Once formed, faithful's relationship with God won't be severed
The Rev. Randy Beeman, pastor, First Christian Church, 1000 Ky.:
I love taking walks and hikes with my son. When he was young, I can remember walking near a creek that was raging after a recent thunderstorm. He tightly held my hand.
He was pretty confident as a young boy and at one point begged me to let go of his hand as we walked along the creek. I was not going to let go of his hand, even though he threw quite the stubborn tantrum. I loved him and would not let go.
Jesus said that once we freely trust him, "that I give them eternal life, and they shall never perish; no one can snatch them out of my hand." God also reminds us that "being confident of this, that he who began a good work in you will carry it on to completion until the day of Christ Jesus."
All of this points to the fact that a loving God who has taken hold of the hand that we have stretched forth to God, will not let go. The security of our relationship with God is totally dependent upon God, not upon us. If the stability of my relationship with God was entirely based upon me and my wayward emotions and feelings, I would be in trouble.

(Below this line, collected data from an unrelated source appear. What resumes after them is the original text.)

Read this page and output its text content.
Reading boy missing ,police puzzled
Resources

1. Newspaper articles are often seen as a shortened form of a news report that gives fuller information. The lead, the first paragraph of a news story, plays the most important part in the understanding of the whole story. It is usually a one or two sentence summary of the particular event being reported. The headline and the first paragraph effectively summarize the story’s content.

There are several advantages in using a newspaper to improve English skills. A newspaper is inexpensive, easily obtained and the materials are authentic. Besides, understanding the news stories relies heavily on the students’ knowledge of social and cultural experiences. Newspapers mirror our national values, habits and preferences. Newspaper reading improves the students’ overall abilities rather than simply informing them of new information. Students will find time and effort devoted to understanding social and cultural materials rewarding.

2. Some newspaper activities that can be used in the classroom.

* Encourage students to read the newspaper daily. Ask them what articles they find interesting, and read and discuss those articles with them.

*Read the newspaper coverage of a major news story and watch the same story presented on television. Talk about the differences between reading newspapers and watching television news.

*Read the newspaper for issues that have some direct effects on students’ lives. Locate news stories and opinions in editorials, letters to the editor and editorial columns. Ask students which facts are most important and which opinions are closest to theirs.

One day I would be saved, the next I wouldn't. We are God's children, and we will at times fuss, struggle, attempt to pull away and say things we don't really mean. During all of this, God lovingly holds onto our life and will never let us go.
- Send e-mail to Randy Beeman at firstname.lastname@example.org.
Mankind's tendency toward exclusion not what Jesus wanted
The Rev. Kent Winters-Hazelton, pastor, First Presbyterian Church, 2415 Clinton Parkway:
Can the love of the Holy One be limited toward anyone? The Bible's story is of a God who challenges us to widen the circle of God's people.
Our human tendency is to draw the line on who might be in and who is not. We put up boundaries, saying you have to be like this, to believe these things and practice life in this manner, in order to be included. But God constantly pushes against our walls, reminding us that divine grace is always greater than our barriers.
I once served as a chaplain at a maximum-security prison. One of the inmates, a young man still in his teens, had been convicted of multiple murders. He was sentenced to die.
He said to me, "I am a Christian now. But I can't help but wonder, can God forgive me for what I've done?" Over the years his question has disturbed my soul. I have come to the conclusion that God's wisdom and grace is far beyond my finite comprehension.
Whenever I want to set limits, God always pushes against me, saying, "How can I limit my love to just a few? How can I not include this person and that group of people?"
Once Jesus was asked, "How often shall I forgive, seven times?" Jesus answered, "Not seven times, but seventy times seven." Christians have understood this number to mean infinite or unending. In other words, there should be no limit to our willingness to forgive. If we are called to such a radical practice of reconciliation, can we expect anything less from God?